Bir konuda niyetlenenle, sonuçlanan iş arasında her zaman fark bulunur. İşte buna çok güzel bir örnek verebiliriz.

Türkiye'nin turizm fırsatlarının dünyada tanıtılması, turizm yatırımlarının, ülke ekonomisindeki payının ve hizmet kalitesinin arttırılması için Türkiye Turizm Tanıtım ve Geliştirme Ajansı kurulması konusunda TBMM’ye bir kanun teklifi verildi.

AK Parti Konya Milletvekili Ziya Altunyaldız ve bazı AK Parti'li milletvekillerinin imzasını taşıyan bu teklif, TBMM Bayındırlık, İmar, Ulaştırma ve Turizm Komisyonu’nda görüşülerek adeta jet hızıyla kabul edildi

Böyle bir ajansa neden gerek duyuldu?

Oysa bir Tanıtım Fonu zaten vardı.

Teklife göre ajans faaliyetlerinin gerçekleştirilmesi için seyahat acentelerinden, otellerden ve yerli havayolu şirketlerinden turizmin tanıtımı için bir katkı payı vermeleri istenecek.

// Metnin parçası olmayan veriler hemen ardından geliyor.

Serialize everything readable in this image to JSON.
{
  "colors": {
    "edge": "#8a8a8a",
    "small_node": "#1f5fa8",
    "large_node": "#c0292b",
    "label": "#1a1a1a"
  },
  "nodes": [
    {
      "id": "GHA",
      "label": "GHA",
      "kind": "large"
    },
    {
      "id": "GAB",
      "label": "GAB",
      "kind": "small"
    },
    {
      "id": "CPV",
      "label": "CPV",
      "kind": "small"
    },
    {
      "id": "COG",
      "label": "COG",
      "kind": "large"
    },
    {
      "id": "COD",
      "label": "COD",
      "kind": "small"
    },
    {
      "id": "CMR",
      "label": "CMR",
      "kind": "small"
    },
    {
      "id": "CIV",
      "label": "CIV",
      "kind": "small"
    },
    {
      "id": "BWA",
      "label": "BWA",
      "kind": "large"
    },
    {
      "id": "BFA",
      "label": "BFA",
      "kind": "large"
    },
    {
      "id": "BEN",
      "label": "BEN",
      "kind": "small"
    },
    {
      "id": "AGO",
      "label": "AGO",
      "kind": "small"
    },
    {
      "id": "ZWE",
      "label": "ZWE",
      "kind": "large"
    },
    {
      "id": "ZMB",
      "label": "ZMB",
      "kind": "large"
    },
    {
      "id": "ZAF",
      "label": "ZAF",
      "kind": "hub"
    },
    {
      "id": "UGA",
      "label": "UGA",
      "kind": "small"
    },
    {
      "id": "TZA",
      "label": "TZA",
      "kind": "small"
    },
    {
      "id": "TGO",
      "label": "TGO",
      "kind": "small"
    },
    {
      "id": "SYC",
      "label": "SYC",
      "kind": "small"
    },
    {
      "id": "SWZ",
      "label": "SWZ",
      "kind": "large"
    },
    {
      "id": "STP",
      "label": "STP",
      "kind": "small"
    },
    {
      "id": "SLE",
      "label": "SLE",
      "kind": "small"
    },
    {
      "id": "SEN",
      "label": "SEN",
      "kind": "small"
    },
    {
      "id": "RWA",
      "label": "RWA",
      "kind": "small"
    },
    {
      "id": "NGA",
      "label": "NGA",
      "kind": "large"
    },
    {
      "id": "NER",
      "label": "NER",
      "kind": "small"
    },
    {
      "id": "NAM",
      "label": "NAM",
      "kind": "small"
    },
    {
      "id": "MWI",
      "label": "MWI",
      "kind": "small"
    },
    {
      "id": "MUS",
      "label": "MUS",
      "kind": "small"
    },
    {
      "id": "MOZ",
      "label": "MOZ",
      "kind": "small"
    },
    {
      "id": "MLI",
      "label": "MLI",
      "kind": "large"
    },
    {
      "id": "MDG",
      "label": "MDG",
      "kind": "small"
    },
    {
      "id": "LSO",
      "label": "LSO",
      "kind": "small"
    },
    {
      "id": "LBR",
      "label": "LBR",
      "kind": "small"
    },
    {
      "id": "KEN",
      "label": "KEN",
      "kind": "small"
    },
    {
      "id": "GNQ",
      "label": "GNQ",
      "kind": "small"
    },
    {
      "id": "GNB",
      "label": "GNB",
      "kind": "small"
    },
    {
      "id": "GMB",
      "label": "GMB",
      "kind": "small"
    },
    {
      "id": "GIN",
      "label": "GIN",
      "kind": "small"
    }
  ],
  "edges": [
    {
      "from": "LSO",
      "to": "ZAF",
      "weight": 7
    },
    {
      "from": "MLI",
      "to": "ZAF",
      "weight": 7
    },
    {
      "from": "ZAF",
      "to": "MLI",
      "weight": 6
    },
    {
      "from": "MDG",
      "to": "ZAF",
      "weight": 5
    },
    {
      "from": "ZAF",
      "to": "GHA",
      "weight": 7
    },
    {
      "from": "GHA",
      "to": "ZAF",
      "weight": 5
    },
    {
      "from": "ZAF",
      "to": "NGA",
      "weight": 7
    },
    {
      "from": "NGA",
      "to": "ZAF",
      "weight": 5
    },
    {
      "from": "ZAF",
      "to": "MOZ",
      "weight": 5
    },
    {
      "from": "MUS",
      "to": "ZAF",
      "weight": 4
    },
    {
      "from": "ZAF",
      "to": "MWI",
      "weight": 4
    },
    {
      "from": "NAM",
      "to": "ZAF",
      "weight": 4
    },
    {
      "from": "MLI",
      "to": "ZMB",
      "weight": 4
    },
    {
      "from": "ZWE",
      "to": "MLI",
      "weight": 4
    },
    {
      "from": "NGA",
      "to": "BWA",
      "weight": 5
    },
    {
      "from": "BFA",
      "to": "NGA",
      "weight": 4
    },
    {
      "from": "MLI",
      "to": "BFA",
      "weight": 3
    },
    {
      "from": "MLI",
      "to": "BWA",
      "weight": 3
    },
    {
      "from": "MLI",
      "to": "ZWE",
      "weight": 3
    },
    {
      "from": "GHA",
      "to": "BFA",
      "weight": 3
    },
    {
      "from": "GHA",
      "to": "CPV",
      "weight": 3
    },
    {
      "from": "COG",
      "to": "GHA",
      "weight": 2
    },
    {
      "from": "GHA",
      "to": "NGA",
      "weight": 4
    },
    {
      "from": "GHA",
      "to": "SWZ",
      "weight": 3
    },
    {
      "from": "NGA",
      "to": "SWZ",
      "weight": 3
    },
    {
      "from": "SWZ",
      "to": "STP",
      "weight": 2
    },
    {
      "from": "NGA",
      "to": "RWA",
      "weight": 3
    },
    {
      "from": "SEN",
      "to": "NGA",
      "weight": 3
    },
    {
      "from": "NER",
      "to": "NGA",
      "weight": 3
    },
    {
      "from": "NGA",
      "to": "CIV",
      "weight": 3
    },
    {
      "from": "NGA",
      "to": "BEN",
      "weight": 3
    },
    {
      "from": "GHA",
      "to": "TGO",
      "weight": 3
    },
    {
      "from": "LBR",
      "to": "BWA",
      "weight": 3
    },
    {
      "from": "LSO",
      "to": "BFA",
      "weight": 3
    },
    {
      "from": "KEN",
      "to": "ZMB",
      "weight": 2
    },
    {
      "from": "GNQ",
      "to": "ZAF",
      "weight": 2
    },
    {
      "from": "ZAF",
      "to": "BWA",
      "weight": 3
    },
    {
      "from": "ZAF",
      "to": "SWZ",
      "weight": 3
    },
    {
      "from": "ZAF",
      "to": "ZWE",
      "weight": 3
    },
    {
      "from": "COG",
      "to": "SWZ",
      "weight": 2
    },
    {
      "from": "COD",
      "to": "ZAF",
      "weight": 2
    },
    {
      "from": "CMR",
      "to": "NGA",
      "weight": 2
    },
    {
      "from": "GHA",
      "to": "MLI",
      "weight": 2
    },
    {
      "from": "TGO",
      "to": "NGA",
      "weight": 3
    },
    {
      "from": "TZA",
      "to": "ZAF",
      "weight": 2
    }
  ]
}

Teklifte, seyahat acenteleri ve havayolu şirketlerinin yıllık net satış ve kira gelirleri üzerinden binde 1 oranında turizm payı alınacak. Özelleştirme kapsamında olmayan ve Devlet Hava Meydanları İşletmesi Genel Müdürlüğü tarafından işletilenlerin dışındaki tüm havalimanı işletmecilerinin gelirlerinden de binde 2,5 oranında katkı payı vermesi söz konusu. Başta THY olmak üzere tüm havayolu şirketleri ve özel sektörün işlettiği havalimanlarının bağlı olduğu şirketler bu teklif yasalaştığı andan itibaren büyük paralar ödeyecek.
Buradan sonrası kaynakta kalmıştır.